La stagione fredda ha portato con sé, come ogni anno, ondate di infezioni respiratorie stagionali, ma i numeri più recenti indicano per la Puglia e l’Italia segnali di un possibile rallentamento. Secondo il rapporto RespiVirNet dell’Istituto Superiore di Sanità, nella settimana tra il 19 e il 25 gennaio 2026 l’incidenza complessiva delle infezioni respiratorie acute nella comunità italiana è stata di 11,3 casi ogni 1.000 assistiti, un lieve calo rispetto alla settimana precedente. Questo dato comprende casi dovuti non solo all’influenza classica, ma anche ad altri virus respiratori che circolano in inverno.
Guardando alla Puglia nel dettaglio, l’andamento degli ultimi anni mostra alcune differenze importanti. Nel gennaio 2025, per esempio, i dati di sorveglianza regionale indicavano un livello di incidenza delle sindromi simil-influenzali di circa 9,56 casi per 1.000 assistiti, inferiore alla media nazionale e comunque in crescita rispetto alle settimane precedenti della stagione 2024‑2025. Nel confronto con la stagione 2023‑2024, però, l’incidenza era decisamente più alta: si toccarono 17,68 casi per 1.000 assistiti nella settimana 51 del 2023 e quasi 19,63 nella settimana 52 dello stesso anno. Questo suggerisce che le ultime stagioni, pur con ondate influenzali ancora significative, non hanno raggiunto i picchi estremi dei periodi precedenti, almeno per i tassi di malattia registrati in Puglia.
Nella nostra regione, nel primo mese del 2026, l’intensità delle infezioni respiratorie viene classificata come media, un livello che indica una circolazione virale diffusa ma non critica, anche se restano ancora tanti i casi.

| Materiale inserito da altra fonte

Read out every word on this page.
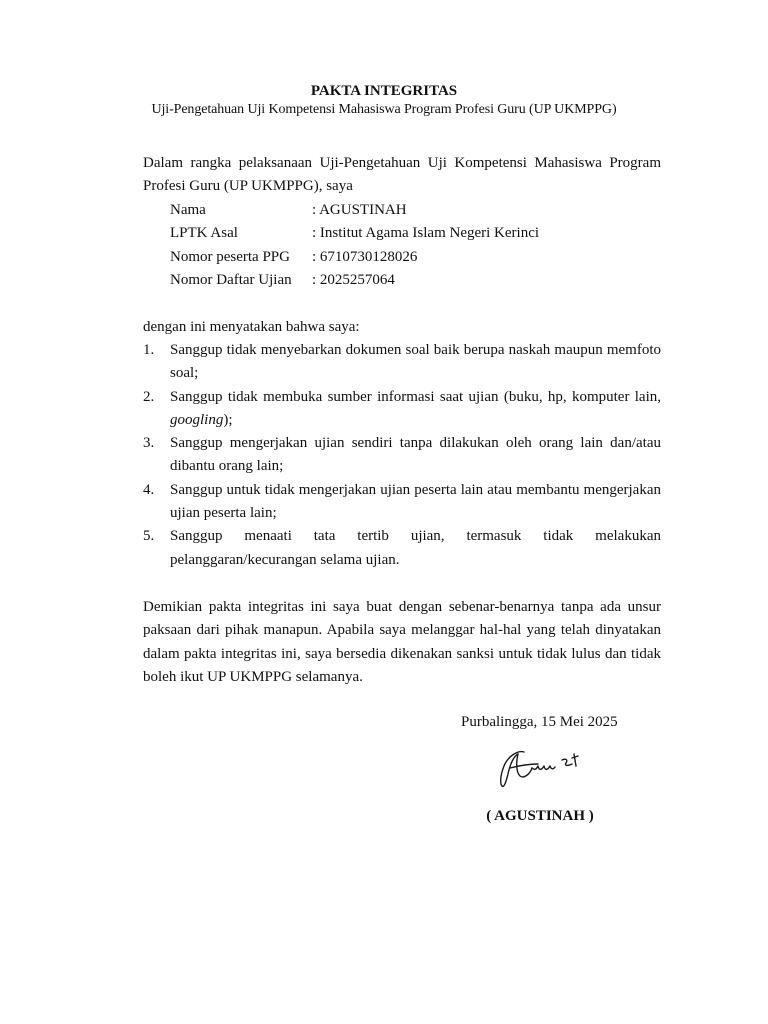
PAKTA INTEGRITAS
Uji-Pengetahuan Uji Kompetensi Mahasiswa Program Profesi Guru (UP UKMPPG)
Dalam rangka pelaksanaan Uji-Pengetahuan Uji Kompetensi Mahasiswa Program Profesi Guru (UP UKMPPG), saya
Nama	: AGUSTINAH
LPTK Asal	: Institut Agama Islam Negeri Kerinci
Nomor peserta PPG	: 6710730128026
Nomor Daftar Ujian	: 2025257064
dengan ini menyatakan bahwa saya:
1.	Sanggup tidak menyebarkan dokumen soal baik berupa naskah maupun memfoto soal;
2.	Sanggup tidak membuka sumber informasi saat ujian (buku, hp, komputer lain, googling);
3.	Sanggup mengerjakan ujian sendiri tanpa dilakukan oleh orang lain dan/atau dibantu orang lain;
4.	Sanggup untuk tidak mengerjakan ujian peserta lain atau membantu mengerjakan ujian peserta lain;
5.	Sanggup menaati tata tertib ujian, termasuk tidak melakukan pelanggaran/kecurangan selama ujian.
Demikian pakta integritas ini saya buat dengan sebenar-benarnya tanpa ada unsur paksaan dari pihak manapun. Apabila saya melanggar hal-hal yang telah dinyatakan dalam pakta integritas ini, saya bersedia dikenakan sanksi untuk tidak lulus dan tidak boleh ikut UP UKMPPG selamanya.
Purbalingga, 15 Mei 2025
( AGUSTINAH )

Tra i gruppi di età, come accade spesso, sono i più piccoli – in particolare i bambini sotto i 5 anni – a mostrare incidenze più elevate, un segnale che rende sempre importante la vigilanza nei contesti scolastici e familiari.
A livello nazionale, il quadro generale delle stagioni influenzali recenti mostra variazioni sensibili. La stagione 2024‑2025 è stata una delle più intense degli ultimi anni in Italia, con una stima di oltre 16 milioni di casi di sindrome simil-influenzale tra la popolazione, secondo i dati di sorveglianza epidemiologica. Grazie alla sorveglianza continua, medici di famiglia e pediatri contribuiscono periodicamente a tracciare l’andamento delle infezioni, rendendo possibile confrontare stagioni e individuare trend emergenti.
Queste differenze tra stagioni e territori sottolineano come l’andamento delle malattie respiratorie sia influenzato da numerosi fattori: non solo dai virus circolanti, ma anche dalle condizioni climatiche, dall’adesione alle campagne vaccinali e dalle strategie di prevenzione messe in atto dalle autorità sanitarie locali e nazionali. In questo contesto, il monitoraggio continuo resta uno strumento essenziale per capire se la stagione influenzale sta effettivamente diminuendo o se potrebbe riprendere vigore nelle prossime settimane, soprattutto con la riapertura delle scuole e il ritorno alle attività di comunità dopo le festività.